Thursday, March 31, 2011
I had the pleasure of organizing and implementing a Silent Auction/Variety Show/Dinner at GP this last weekend. It was the coming together of months of work, and was something that was hard work but fun all wrapped up together. When we came up with idea, my wife and I, it seemed easy.
But it wasn't easy-it was work. It was fun, but it took time and perseverance. We raised a lot of money from it, and we will be able to help quite a few of our kids go to CIY this summer. The important things I learned from this:
1. The High School kids will work hard-if encouraged to.
Like most of us see in all the areas we work, there are those that come in, do their job and work hard and there are others who need some encouragement. We had some of both-and it was a learning experience on how to manage it outside of the workplace.
2. People are very, very generous.
There are soooo many people that came through big-nationally and locally with donations. We ended up with over 170 items up for donation, and some of them were combined. From our professional photographer who donated an entire wedding package to so many restaurants who gave us gift cards-there was no end to people's generosity. I was blown away at how much people wanted to help us. This, above all in the planning process, made me feel great.
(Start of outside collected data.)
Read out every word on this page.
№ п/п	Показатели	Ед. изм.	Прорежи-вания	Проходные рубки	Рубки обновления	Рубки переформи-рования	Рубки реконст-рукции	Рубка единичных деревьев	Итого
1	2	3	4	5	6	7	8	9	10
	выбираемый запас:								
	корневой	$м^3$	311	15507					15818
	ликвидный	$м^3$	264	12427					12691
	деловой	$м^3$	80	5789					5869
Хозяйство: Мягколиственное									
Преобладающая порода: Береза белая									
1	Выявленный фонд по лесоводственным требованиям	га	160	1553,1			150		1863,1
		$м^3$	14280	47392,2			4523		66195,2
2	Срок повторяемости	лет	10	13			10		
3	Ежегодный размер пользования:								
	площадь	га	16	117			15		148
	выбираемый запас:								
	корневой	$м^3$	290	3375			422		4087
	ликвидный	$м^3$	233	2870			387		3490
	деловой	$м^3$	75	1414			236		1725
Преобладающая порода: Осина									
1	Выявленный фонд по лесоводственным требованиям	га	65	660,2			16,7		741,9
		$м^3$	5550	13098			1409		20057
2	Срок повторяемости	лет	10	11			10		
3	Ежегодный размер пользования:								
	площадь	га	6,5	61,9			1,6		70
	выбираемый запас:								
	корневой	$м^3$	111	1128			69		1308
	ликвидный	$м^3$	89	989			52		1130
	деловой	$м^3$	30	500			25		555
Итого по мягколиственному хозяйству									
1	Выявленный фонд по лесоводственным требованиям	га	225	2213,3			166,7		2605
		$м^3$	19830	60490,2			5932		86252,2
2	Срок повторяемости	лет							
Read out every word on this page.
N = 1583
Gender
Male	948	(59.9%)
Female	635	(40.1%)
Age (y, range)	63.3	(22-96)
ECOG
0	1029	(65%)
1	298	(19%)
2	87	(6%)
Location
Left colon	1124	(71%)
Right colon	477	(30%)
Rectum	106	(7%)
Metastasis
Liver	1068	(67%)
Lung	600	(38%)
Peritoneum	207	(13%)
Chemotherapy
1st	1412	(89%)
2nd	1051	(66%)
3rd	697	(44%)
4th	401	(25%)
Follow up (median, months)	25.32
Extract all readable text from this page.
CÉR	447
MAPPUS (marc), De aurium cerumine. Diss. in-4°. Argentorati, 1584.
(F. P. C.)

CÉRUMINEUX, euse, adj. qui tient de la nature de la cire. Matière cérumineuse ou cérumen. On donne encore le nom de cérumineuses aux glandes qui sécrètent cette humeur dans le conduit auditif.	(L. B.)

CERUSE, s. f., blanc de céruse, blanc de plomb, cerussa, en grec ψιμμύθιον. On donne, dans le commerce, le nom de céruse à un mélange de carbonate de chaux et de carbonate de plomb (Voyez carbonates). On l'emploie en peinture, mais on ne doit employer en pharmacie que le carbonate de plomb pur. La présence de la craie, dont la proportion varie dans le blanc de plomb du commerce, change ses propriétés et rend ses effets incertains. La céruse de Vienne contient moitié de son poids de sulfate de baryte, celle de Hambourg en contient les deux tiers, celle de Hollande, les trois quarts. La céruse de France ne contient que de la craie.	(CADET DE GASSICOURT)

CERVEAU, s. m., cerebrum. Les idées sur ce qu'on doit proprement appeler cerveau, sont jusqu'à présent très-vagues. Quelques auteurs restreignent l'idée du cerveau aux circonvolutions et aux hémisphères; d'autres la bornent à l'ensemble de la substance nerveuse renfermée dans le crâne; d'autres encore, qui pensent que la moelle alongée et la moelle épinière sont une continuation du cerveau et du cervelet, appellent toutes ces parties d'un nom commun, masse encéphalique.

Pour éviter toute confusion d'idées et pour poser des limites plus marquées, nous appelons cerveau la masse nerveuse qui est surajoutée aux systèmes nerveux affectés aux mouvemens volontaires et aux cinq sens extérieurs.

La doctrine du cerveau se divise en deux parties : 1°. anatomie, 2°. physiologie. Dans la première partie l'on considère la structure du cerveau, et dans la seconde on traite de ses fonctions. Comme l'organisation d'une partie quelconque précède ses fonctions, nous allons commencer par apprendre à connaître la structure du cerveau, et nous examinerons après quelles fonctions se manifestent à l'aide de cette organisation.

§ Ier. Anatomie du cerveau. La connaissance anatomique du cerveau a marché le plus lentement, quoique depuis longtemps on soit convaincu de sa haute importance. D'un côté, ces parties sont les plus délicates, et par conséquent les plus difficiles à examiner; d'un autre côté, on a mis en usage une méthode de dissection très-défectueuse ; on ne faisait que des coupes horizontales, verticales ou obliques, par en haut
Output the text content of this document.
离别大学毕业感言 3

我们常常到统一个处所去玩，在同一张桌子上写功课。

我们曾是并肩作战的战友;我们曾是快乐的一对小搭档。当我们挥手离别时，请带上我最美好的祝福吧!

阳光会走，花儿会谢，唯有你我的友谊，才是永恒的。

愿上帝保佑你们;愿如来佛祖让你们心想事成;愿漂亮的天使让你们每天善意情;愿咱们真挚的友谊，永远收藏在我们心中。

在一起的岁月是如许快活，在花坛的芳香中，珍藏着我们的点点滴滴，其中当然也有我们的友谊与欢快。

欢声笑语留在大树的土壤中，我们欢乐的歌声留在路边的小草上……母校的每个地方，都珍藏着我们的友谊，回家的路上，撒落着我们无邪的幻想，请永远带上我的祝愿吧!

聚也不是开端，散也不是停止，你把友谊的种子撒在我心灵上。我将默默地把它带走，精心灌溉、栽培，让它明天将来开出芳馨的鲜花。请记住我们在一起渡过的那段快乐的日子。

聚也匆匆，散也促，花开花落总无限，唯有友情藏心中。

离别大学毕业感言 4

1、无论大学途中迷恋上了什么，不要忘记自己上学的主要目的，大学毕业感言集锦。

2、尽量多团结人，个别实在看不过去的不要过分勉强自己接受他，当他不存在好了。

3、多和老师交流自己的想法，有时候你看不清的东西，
3. If you built it, they will come.
Everyone wants to be a part of something fun, something exciting and positive. Frame it in that type of box, and the event will be successful. People came, they had fun and they helped. You can't ask for more for the event we had.
4. I don't know how to run a silent auction perfectly.
I know what I did right, I know what I can do better, and will make the adaptations accordingly. You live it, you learn then you sharpen it.
5. I way over-estimated on food.
Which, of course, is better than under-estimating. But we had a lot of food, and we were able to serve everyone more than they could eat and included to-go boxes too! I had a blast making the food with my parents, and serving everyone who came to the counter. Hearing all the great comments about the food made it even better.
6. I slept worse than I have in a long time-the night after the event.
I am a stone-cold sleeper. It is near impossible to wake me up-but after this event, I couldn't sleep, I was so excited and happy for what we had accomplished with God's help. This made me tired the next day, but it was worth it.
7. CIY, and other events like it are so very important.
Why did we do this? To help raise money to send our HS youth group to a conference in the summer called Christ In Youth. And the next day, I got to hear stories about it and what it means to be able to do it to the kids. I never had the opportunity to do something like this as a youth, and I see how important and life-changing it can be in them, how it lays down memories.
So overall, had a blast. What have you learned recently?